Several responses rushed through my mind, but were deemed inappropriate by my mouth filter. They were:

  • It’s clean.
  • Is that a selfie or did someone take this for you?
  • That could be anything. Let me see it for real.
  • It looks like the back of my friend’s cat.
  • Do you have a before picture?

Instead, I opted to say, “Wow.” Followed by, “It was very nice meeting you.”


When the guy got his fingers tangled in the elaborate design of my top, I knew I had to leave.

The reason wasn’t so much that he violated my personal space, but more so that I was offended at how little game this dufus-maximus had. And, I certainly wasn’t in the mood to give a tutorial at 2 a.m. while enjoying the company of friends and Irish Car Bombs.

Now that I’m in a safe place and not wearing the equivalent of a spiderweb for a blouse, I will attempt to deconstruct where this poor guy failed – not to embarrass, but to educate.

Who am I kidding. The guy was a total douche. A perfect candidate for a penile lobotomy. And this is why:

First, Mr. Man showed up drunk. I know this is shocking, but, contrary to popular belief, slurring your name when you introduce yourself doesn’t make a woman un-snap her bra and introduce you to her girls – no matter how hard you stare.

Second, he showed up ugly. Not every man has the gift of good looks, but women give lots of points for effort if he 1. seemingly wears clean clothes, 2. appears bathed within a 24-hour period. That’s it. You don’t even have to match. You don’t even need to shave your ear hair.

Third, he didn’t get the memo. This is the hardest part for men with little game to get: Persistence only works in the movies. Girls that give you an icy response, that laugh in your face, that tell you they prefer women, and/or that walk away when you’re in mid-sentence, those girls, yeah, they are not playing hard to get. They are not even playing. Trust me, the classiest thing you could do is give them space.

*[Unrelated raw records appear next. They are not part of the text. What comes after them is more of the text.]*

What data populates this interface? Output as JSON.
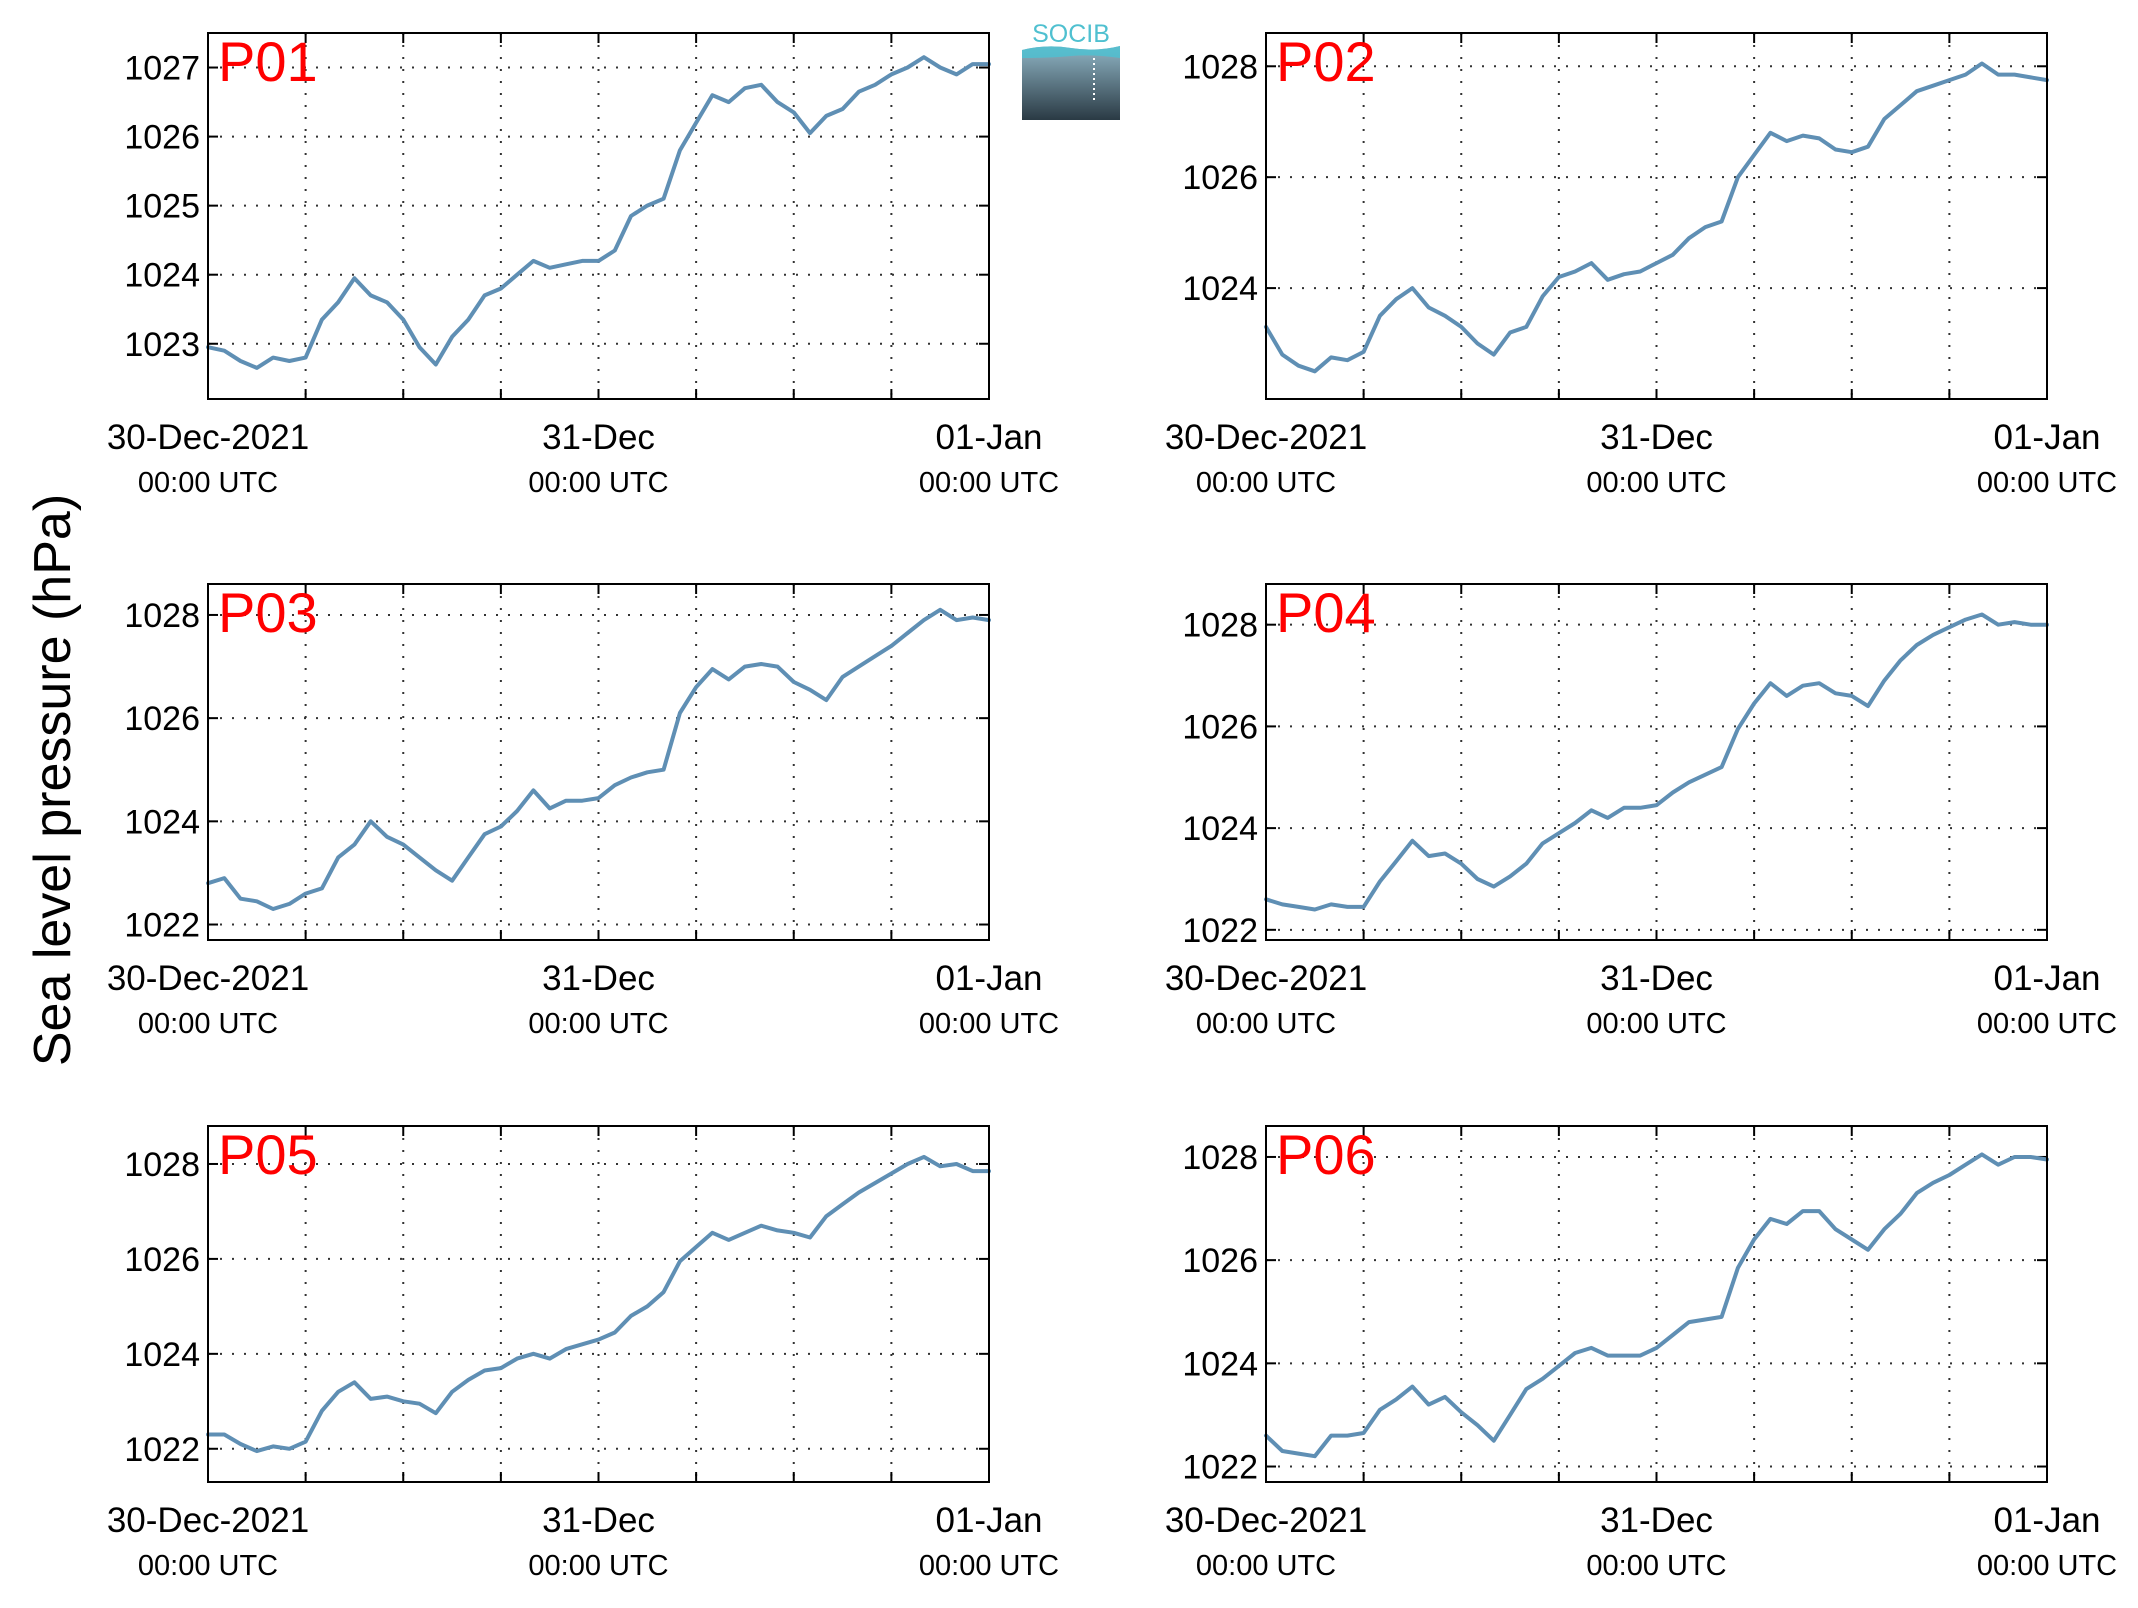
{
  "ylabel": "Sea level pressure (hPa)",
  "logo_text": "SOCIB",
  "colors": {
    "line": "#5f8fb4",
    "panel_label": "#ff0000",
    "grid": "#333333",
    "logo_teal": "#4fc0d0",
    "logo_dark": "#2a3a44"
  },
  "x_ticks": [
    {
      "date": "30-Dec-2021",
      "time": "00:00 UTC"
    },
    {
      "date": "31-Dec",
      "time": "00:00 UTC"
    },
    {
      "date": "01-Jan",
      "time": "00:00 UTC"
    }
  ],
  "chart_data": [
    {
      "type": "line",
      "label": "P01",
      "x_range": [
        "2021-12-30T00:00",
        "2022-01-01T00:00"
      ],
      "ylim": [
        1022.2,
        1027.5
      ],
      "yticks": [
        1023,
        1024,
        1025,
        1026,
        1027
      ],
      "grid": true,
      "series": [
        {
          "x_hours": [
            0,
            1,
            2,
            3,
            4,
            5,
            6,
            7,
            8,
            9,
            10,
            11,
            12,
            13,
            14,
            15,
            16,
            17,
            18,
            19,
            20,
            21,
            22,
            23,
            24,
            25,
            26,
            27,
            28,
            29,
            30,
            31,
            32,
            33,
            34,
            35,
            36,
            37,
            38,
            39,
            40,
            41,
            42,
            43,
            44,
            45,
            46,
            47,
            48
          ],
          "values": [
            1022.95,
            1022.9,
            1022.75,
            1022.65,
            1022.8,
            1022.75,
            1022.8,
            1023.35,
            1023.6,
            1023.95,
            1023.7,
            1023.6,
            1023.35,
            1022.95,
            1022.7,
            1023.1,
            1023.35,
            1023.7,
            1023.8,
            1024.0,
            1024.2,
            1024.1,
            1024.15,
            1024.2,
            1024.2,
            1024.35,
            1024.85,
            1025.0,
            1025.1,
            1025.8,
            1026.2,
            1026.6,
            1026.5,
            1026.7,
            1026.75,
            1026.5,
            1026.35,
            1026.05,
            1026.3,
            1026.4,
            1026.65,
            1026.75,
            1026.9,
            1027.0,
            1027.15,
            1027.0,
            1026.9,
            1027.05,
            1027.05
          ]
        }
      ]
    },
    {
      "type": "line",
      "label": "P02",
      "x_range": [
        "2021-12-30T00:00",
        "2022-01-01T00:00"
      ],
      "ylim": [
        1022.0,
        1028.6
      ],
      "yticks": [
        1024,
        1026,
        1028
      ],
      "grid": true,
      "series": [
        {
          "x_hours": [
            0,
            1,
            2,
            3,
            4,
            5,
            6,
            7,
            8,
            9,
            10,
            11,
            12,
            13,
            14,
            15,
            16,
            17,
            18,
            19,
            20,
            21,
            22,
            23,
            24,
            25,
            26,
            27,
            28,
            29,
            30,
            31,
            32,
            33,
            34,
            35,
            36,
            37,
            38,
            39,
            40,
            41,
            42,
            43,
            44,
            45,
            46,
            47,
            48
          ],
          "values": [
            1023.3,
            1022.8,
            1022.6,
            1022.5,
            1022.75,
            1022.7,
            1022.85,
            1023.5,
            1023.8,
            1024.0,
            1023.65,
            1023.5,
            1023.3,
            1023.0,
            1022.8,
            1023.2,
            1023.3,
            1023.85,
            1024.2,
            1024.3,
            1024.45,
            1024.15,
            1024.25,
            1024.3,
            1024.45,
            1024.6,
            1024.9,
            1025.1,
            1025.2,
            1026.0,
            1026.4,
            1026.8,
            1026.65,
            1026.75,
            1026.7,
            1026.5,
            1026.45,
            1026.55,
            1027.05,
            1027.3,
            1027.55,
            1027.65,
            1027.75,
            1027.85,
            1028.05,
            1027.85,
            1027.85,
            1027.8,
            1027.75
          ]
        }
      ]
    },
    {
      "type": "line",
      "label": "P03",
      "x_range": [
        "2021-12-30T00:00",
        "2022-01-01T00:00"
      ],
      "ylim": [
        1021.7,
        1028.6
      ],
      "yticks": [
        1022,
        1024,
        1026,
        1028
      ],
      "grid": true,
      "series": [
        {
          "x_hours": [
            0,
            1,
            2,
            3,
            4,
            5,
            6,
            7,
            8,
            9,
            10,
            11,
            12,
            13,
            14,
            15,
            16,
            17,
            18,
            19,
            20,
            21,
            22,
            23,
            24,
            25,
            26,
            27,
            28,
            29,
            30,
            31,
            32,
            33,
            34,
            35,
            36,
            37,
            38,
            39,
            40,
            41,
            42,
            43,
            44,
            45,
            46,
            47,
            48
          ],
          "values": [
            1022.8,
            1022.9,
            1022.5,
            1022.45,
            1022.3,
            1022.4,
            1022.6,
            1022.7,
            1023.3,
            1023.55,
            1024.0,
            1023.7,
            1023.55,
            1023.3,
            1023.05,
            1022.85,
            1023.3,
            1023.75,
            1023.9,
            1024.2,
            1024.6,
            1024.25,
            1024.4,
            1024.4,
            1024.45,
            1024.7,
            1024.85,
            1024.95,
            1025.0,
            1026.1,
            1026.6,
            1026.95,
            1026.75,
            1027.0,
            1027.05,
            1027.0,
            1026.7,
            1026.55,
            1026.35,
            1026.8,
            1027.0,
            1027.2,
            1027.4,
            1027.65,
            1027.9,
            1028.1,
            1027.9,
            1027.95,
            1027.9
          ]
        }
      ]
    },
    {
      "type": "line",
      "label": "P04",
      "x_range": [
        "2021-12-30T00:00",
        "2022-01-01T00:00"
      ],
      "ylim": [
        1021.8,
        1028.8
      ],
      "yticks": [
        1022,
        1024,
        1026,
        1028
      ],
      "grid": true,
      "series": [
        {
          "x_hours": [
            0,
            1,
            2,
            3,
            4,
            5,
            6,
            7,
            8,
            9,
            10,
            11,
            12,
            13,
            14,
            15,
            16,
            17,
            18,
            19,
            20,
            21,
            22,
            23,
            24,
            25,
            26,
            27,
            28,
            29,
            30,
            31,
            32,
            33,
            34,
            35,
            36,
            37,
            38,
            39,
            40,
            41,
            42,
            43,
            44,
            45,
            46,
            47,
            48
          ],
          "values": [
            1022.6,
            1022.5,
            1022.45,
            1022.4,
            1022.5,
            1022.45,
            1022.45,
            1022.95,
            1023.35,
            1023.75,
            1023.45,
            1023.5,
            1023.3,
            1023.0,
            1022.85,
            1023.05,
            1023.3,
            1023.7,
            1023.9,
            1024.1,
            1024.35,
            1024.2,
            1024.4,
            1024.4,
            1024.45,
            1024.7,
            1024.9,
            1025.05,
            1025.2,
            1025.95,
            1026.45,
            1026.85,
            1026.6,
            1026.8,
            1026.85,
            1026.65,
            1026.6,
            1026.4,
            1026.9,
            1027.3,
            1027.6,
            1027.8,
            1027.95,
            1028.1,
            1028.2,
            1028.0,
            1028.05,
            1028.0,
            1028.0
          ]
        }
      ]
    },
    {
      "type": "line",
      "label": "P05",
      "x_range": [
        "2021-12-30T00:00",
        "2022-01-01T00:00"
      ],
      "ylim": [
        1021.3,
        1028.8
      ],
      "yticks": [
        1022,
        1024,
        1026,
        1028
      ],
      "grid": true,
      "series": [
        {
          "x_hours": [
            0,
            1,
            2,
            3,
            4,
            5,
            6,
            7,
            8,
            9,
            10,
            11,
            12,
            13,
            14,
            15,
            16,
            17,
            18,
            19,
            20,
            21,
            22,
            23,
            24,
            25,
            26,
            27,
            28,
            29,
            30,
            31,
            32,
            33,
            34,
            35,
            36,
            37,
            38,
            39,
            40,
            41,
            42,
            43,
            44,
            45,
            46,
            47,
            48
          ],
          "values": [
            1022.3,
            1022.3,
            1022.1,
            1021.95,
            1022.05,
            1022.0,
            1022.15,
            1022.8,
            1023.2,
            1023.4,
            1023.05,
            1023.1,
            1023.0,
            1022.95,
            1022.75,
            1023.2,
            1023.45,
            1023.65,
            1023.7,
            1023.9,
            1024.0,
            1023.9,
            1024.1,
            1024.2,
            1024.3,
            1024.45,
            1024.8,
            1025.0,
            1025.3,
            1025.95,
            1026.25,
            1026.55,
            1026.4,
            1026.55,
            1026.7,
            1026.6,
            1026.55,
            1026.45,
            1026.9,
            1027.15,
            1027.4,
            1027.6,
            1027.8,
            1028.0,
            1028.15,
            1027.95,
            1028.0,
            1027.85,
            1027.85
          ]
        }
      ]
    },
    {
      "type": "line",
      "label": "P06",
      "x_range": [
        "2021-12-30T00:00",
        "2022-01-01T00:00"
      ],
      "ylim": [
        1021.7,
        1028.6
      ],
      "yticks": [
        1022,
        1024,
        1026,
        1028
      ],
      "grid": true,
      "series": [
        {
          "x_hours": [
            0,
            1,
            2,
            3,
            4,
            5,
            6,
            7,
            8,
            9,
            10,
            11,
            12,
            13,
            14,
            15,
            16,
            17,
            18,
            19,
            20,
            21,
            22,
            23,
            24,
            25,
            26,
            27,
            28,
            29,
            30,
            31,
            32,
            33,
            34,
            35,
            36,
            37,
            38,
            39,
            40,
            41,
            42,
            43,
            44,
            45,
            46,
            47,
            48
          ],
          "values": [
            1022.6,
            1022.3,
            1022.25,
            1022.2,
            1022.6,
            1022.6,
            1022.65,
            1023.1,
            1023.3,
            1023.55,
            1023.2,
            1023.35,
            1023.05,
            1022.8,
            1022.5,
            1023.0,
            1023.5,
            1023.7,
            1023.95,
            1024.2,
            1024.3,
            1024.15,
            1024.15,
            1024.15,
            1024.3,
            1024.55,
            1024.8,
            1024.85,
            1024.9,
            1025.85,
            1026.4,
            1026.8,
            1026.7,
            1026.95,
            1026.95,
            1026.6,
            1026.4,
            1026.2,
            1026.6,
            1026.9,
            1027.3,
            1027.5,
            1027.65,
            1027.85,
            1028.05,
            1027.85,
            1028.0,
            1028.0,
            1027.95
          ]
        }
      ]
    }
  ]
}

Fourth, he accidentally copped a feel. I understand that when you’re at a club, concert, or sorority party, you may end up uncomfortably close to perfect strangers. But, at an empty bar? If you’re going to accidentally grab the ass of your target, at least make a scene. Fall down. Spill a drink. Don’t be that kid in the cafeteria line that pokes a girl’s butt with his tray and then blames the guy behind him.

When I pushed him over, he put his hand on my shoulder and that’s when his fingers got stuck in my blouse. He struggled for a while to free his hand. I thought about throwing a drink in his face. I thought about kicking him in his privates. I also thought about punching him in the throat. But, soberly staring at his sad existence was enough punishment for him.


This weekend I returned to the place I used to consider magical. The place I used to long to retire to. The place where Hemingway drank and Cubans arrived. However, I’ve found that in my four-year absence, Key West has been overrun with rubbers.

Two types of rubbers, actually.

The first type is men who wear rubber bands on their wrists. Not Livestrong rubber bands. I mean Office Depot rubber bands. With so many stores selling bracelets along Duval, I’m not sure why they would opt for a rubber band. I’m also not sure what deep philosophical meaning this fashion statement represents. I can only imagine they are longing for an office job.

The second type is women that violently rub their vaginas on objects, people, and street lamps. I witnessed three women gyrating on parked bicycles while posing for pictures. I also saw two women give a new meaning to bumping uglies. Such violent dry-hump-dancing in the keys is dangerous, considering the nearest hospital is 40 miles away.

These behaviors must change by the time I reach retirement age. Otherwise, I will have to consider a more appropriate and fashion-forward city – like New Orleans.